The European Union threatened to impose tariffs on steel from Turkey in the latest sign of concerns by EU-based producers such as ArcelorMittal and Thyssenkrupp AG about low-cost imports.
The European Commission opened a probe into whether Turkish exporters of hot-rolled coil sold it in the EU below cost, a practice known as dumping.
The EU market for this kind of steel, a bread-and-butter product used in everything from cars to construction, was worth around $17 billion last year. The bloc’s supply of hot-rolled coil in 2019 was roughly 31 million metric tons, of which Turkey accounted for about 2.8 million tons.
The investigation will determine whether hot-rolled coil from Turkey is “being dumped and whether the dumped imports have caused injury to the union industry,” the commission, the 27-nation EU’s executive arm in Brussels, said on Thursday in the Official Journal.

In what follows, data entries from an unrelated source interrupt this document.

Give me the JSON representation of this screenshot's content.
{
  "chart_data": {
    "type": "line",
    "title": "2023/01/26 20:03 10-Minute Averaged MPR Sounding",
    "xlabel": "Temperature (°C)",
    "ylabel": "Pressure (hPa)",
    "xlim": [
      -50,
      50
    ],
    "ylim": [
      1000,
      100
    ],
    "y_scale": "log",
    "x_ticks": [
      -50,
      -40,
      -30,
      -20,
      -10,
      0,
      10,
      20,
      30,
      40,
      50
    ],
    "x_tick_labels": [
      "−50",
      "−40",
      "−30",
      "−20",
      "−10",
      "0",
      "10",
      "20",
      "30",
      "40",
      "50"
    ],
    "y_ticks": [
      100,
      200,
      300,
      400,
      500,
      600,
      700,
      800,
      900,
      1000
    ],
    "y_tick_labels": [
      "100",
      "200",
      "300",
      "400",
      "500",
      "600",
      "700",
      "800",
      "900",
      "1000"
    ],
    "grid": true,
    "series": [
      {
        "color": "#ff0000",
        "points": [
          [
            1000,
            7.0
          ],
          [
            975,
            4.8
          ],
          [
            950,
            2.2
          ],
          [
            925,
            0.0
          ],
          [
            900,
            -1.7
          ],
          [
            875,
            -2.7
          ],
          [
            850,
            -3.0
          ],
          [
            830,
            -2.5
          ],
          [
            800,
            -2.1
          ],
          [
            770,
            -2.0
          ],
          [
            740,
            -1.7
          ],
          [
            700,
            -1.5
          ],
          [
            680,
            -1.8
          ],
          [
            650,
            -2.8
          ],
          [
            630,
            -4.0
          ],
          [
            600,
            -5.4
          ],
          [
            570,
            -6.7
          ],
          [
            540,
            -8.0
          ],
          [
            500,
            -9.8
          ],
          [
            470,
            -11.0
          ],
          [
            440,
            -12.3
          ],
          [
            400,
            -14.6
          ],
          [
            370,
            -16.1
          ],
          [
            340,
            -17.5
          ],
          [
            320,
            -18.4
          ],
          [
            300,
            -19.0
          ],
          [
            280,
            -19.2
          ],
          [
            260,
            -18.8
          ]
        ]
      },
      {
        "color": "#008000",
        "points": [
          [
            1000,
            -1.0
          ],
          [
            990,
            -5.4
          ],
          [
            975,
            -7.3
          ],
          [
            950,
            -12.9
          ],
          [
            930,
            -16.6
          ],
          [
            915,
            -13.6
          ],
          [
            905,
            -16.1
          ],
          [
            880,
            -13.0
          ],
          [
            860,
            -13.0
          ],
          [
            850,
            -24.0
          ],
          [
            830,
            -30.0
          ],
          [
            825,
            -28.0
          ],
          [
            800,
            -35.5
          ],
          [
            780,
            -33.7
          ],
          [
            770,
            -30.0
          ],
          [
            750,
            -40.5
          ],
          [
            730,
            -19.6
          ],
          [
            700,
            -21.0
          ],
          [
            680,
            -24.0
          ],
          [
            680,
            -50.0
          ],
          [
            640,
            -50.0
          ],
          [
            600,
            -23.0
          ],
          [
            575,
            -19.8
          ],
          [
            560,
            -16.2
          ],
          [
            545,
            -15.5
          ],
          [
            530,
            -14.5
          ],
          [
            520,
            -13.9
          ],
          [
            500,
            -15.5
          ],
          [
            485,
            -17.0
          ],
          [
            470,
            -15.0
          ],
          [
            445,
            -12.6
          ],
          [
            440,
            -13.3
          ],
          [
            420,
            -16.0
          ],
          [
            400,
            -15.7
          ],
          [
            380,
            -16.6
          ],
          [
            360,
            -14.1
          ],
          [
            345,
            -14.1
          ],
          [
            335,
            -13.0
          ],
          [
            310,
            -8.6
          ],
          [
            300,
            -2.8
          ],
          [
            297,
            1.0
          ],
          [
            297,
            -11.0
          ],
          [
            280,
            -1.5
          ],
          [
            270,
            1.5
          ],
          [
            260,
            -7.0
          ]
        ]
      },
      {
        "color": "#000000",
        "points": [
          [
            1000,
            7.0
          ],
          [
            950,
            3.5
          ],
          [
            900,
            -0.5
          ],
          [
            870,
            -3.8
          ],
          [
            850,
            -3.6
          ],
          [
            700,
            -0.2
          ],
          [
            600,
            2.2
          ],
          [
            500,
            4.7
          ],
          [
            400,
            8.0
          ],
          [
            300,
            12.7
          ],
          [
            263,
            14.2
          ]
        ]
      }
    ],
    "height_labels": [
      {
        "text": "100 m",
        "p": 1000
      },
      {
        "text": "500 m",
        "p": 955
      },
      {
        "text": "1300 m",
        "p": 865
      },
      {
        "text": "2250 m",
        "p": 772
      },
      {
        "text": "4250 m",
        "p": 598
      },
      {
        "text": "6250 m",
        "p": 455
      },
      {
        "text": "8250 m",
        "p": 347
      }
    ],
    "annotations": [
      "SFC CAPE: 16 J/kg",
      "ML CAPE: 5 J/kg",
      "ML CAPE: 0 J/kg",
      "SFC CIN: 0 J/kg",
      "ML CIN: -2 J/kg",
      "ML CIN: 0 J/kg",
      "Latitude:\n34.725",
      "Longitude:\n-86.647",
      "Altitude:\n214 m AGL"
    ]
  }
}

The EU steel industry has seen a bleak outlook in 2019 get worse with the coronavirus outbreak this year. Even before the pandemic-induced economic slump, the European industry warned about a weakening EU market as a result of global overcapacity, U.S.-instigated tariff wars and the risk of a disorderly U.K. divorce from the bloc.
Since 2017, the EU has had five-year anti-dumping duties in place on hot-rolled coil from China, Russia, Ukraine, Brazil and Iran.
The dumping inquiry covering Turkey is based on a March 31 complaint by the European Steel Association on behalf of manufacturers that account for more than a quarter of the EU’s output of hot-rolled coil, according to the commission.
Under EU rules, the commission has eight months to decide whether to impose provisional anti-dumping duties against Turkey and 14 months to decide whether to hit the country with “definitive” levies, which usually last for five years.